3D flows reconstruction from image data

Participants : Kai Berger, Cédric Herzet, Abed Malti.

Our work focuses on the design of new tools for the estimation of 3D turbulent flow motion in the experimental setup of Tomo-PIV. This task includes both the study of physically-sound models on the observations and the fluid motion, and the design of low-complexity and accurate estimation algorithms.

This year, we keep on our investigation on the problem of efficient volume reconstruction. Our work takes place within the context of some modern optimization techniques. First, we focussed our attention on the family of proximal and splitting methods and showed that the standard techniques commonly adopted in the TomoPIV literature can be seen as particular cases of such methodologies. Recasting standard methodologies in a more general framework allowed us to propose extensions of the latter: i) we showed that the parcimony characterizing the sought volume can be accounted for without increasing the complexity of the algorithms (e.g., by including simple thresholding operations); ii) we emphasized that the speed of convergence of the standard reconstruction algorithms can be improved by using Nesterov’s acceleration schemes; iii) we also proposed a totally novel way of reconstructing the volume by using the so-called “alternating direction of multipliers method" (ADMM) . This work has led to the publication of two contributions at the international conference on particle image velocimetry (PIV) in 2015.

On top of this work, we also focussed on another crucial step of the volume reconstruction problem, namely the pruning of the model. The pruning task consists in identifying some positions in the volume of interest which cannot contains any particle. Removing this position from the problem can then potentially allow for a dramatic dimensionality reduction. This year, we provide a methodological answer to this problem through the prism of the so-called "screening" techniques which have been proposed in the community of machine learning. Our work has led to the submission of one contribution to the international conference on acoustics, speech and signal processing.

Sparse-representation algorithms

Participant : Cédric Herzet.

The paradigm of sparse representations is a rather new concept which turns out to be central in many domains of signal processing. In particular, in the field of fluid motion estimation, sparse representation appears to be potentially useful at several levels: i) it provides a relevant model for the characterization of the velocity field in some scenarios; ii) it plays a crucial role in the recovery of volumes of particles in the 3D Tomo-PIV problem.

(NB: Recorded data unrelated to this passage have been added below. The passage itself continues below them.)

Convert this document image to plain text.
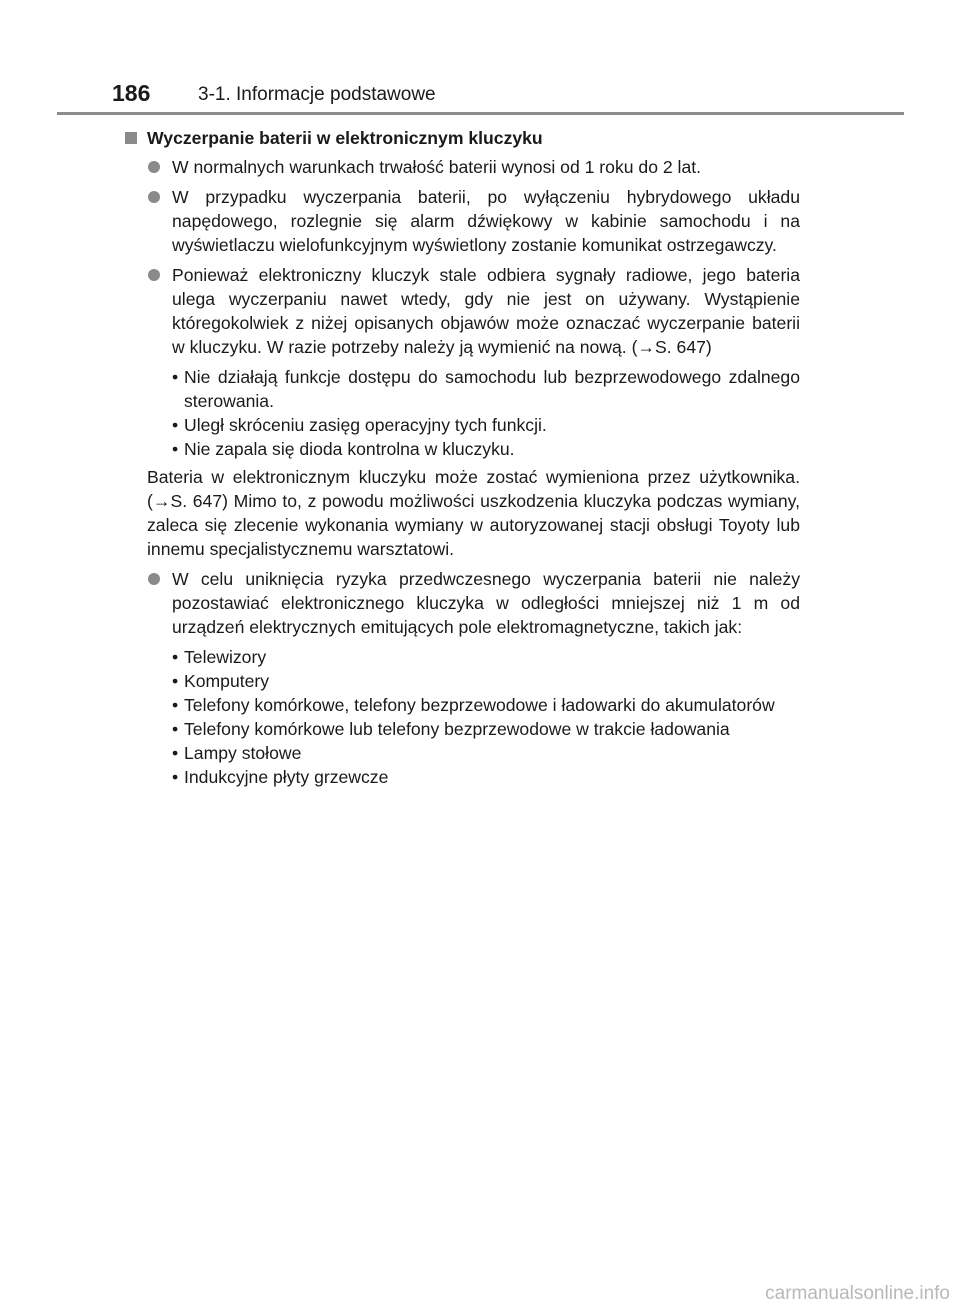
186	3-1. Informacje podstawowe
Wyczerpanie baterii w elektronicznym kluczyku
W normalnych warunkach trwałość baterii wynosi od 1 roku do 2 lat.
W przypadku wyczerpania baterii, po wyłączeniu hybrydowego układu napędowego, rozlegnie się alarm dźwiękowy w kabinie samochodu i na wyświetlaczu wielofunkcyjnym wyświetlony zostanie komunikat ostrzegawczy.
Ponieważ elektroniczny kluczyk stale odbiera sygnały radiowe, jego bateria ulega wyczerpaniu nawet wtedy, gdy nie jest on używany. Wystąpienie któregokolwiek z niżej opisanych objawów może oznaczać wyczerpanie baterii w kluczyku. W razie potrzeby należy ją wymienić na nową. (→S. 647)
• Nie działają funkcje dostępu do samochodu lub bezprzewodowego zdalnego sterowania.
• Uległ skróceniu zasięg operacyjny tych funkcji.
• Nie zapala się dioda kontrolna w kluczyku.

Bateria w elektronicznym kluczyku może zostać wymieniona przez użytkownika. (→S. 647) Mimo to, z powodu możliwości uszkodzenia kluczyka podczas wymiany, zaleca się zlecenie wykonania wymiany w autoryzowanej stacji obsługi Toyoty lub innemu specjalistycznemu warsztatowi.

W celu uniknięcia ryzyka przedwczesnego wyczerpania baterii nie należy pozostawiać elektronicznego kluczyka w odległości mniejszej niż 1 m od urządzeń elektrycznych emitujących pole elektromagnetyczne, takich jak:
• Telewizory
• Komputery
• Telefony komórkowe, telefony bezprzewodowe i ładowarki do akumulatorów
• Telefony komórkowe lub telefony bezprzewodowe w trakcie ładowania
• Lampy stołowe
• Indukcyjne płyty grzewcze
carmanualsonline.info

Unfortunately, the standard sparse representation problem is known to be NP hard. Therefore, heuristic procedures have to be devised to access to the solution of this problem. Among the popular methods available in the literature, one can mention orthogonal matching pursuit (OMP), orthogonal least squares (OLS) and the family of procedures based on the minimization of ${\ell }_p$ norms. In order to assess and improve the performance of these algorithms, theoretical works have been undertaken in order to understand under which conditions these procedures can succeed in recovering the "true" sparse vector.

This year, we contributed to this research axis by deriving conditions of success for the algorithms mentioned above when the amplitudes of the nonzero coefficients in the sparse vector obey some decay. In a TomoPIV context, this decay corresponds to the fact that not all the particles in the fluid diffuse the same quantity of light (notably because of illumination or radius variation). In particular, we show that the standard coherence-based guarantees for OMP/OLS can be relaxed by an amount which depends on the decay of the nonzero coefficients. Our work have led to the acceptation of a paper in the journal IEEE Transactions on Information Theory.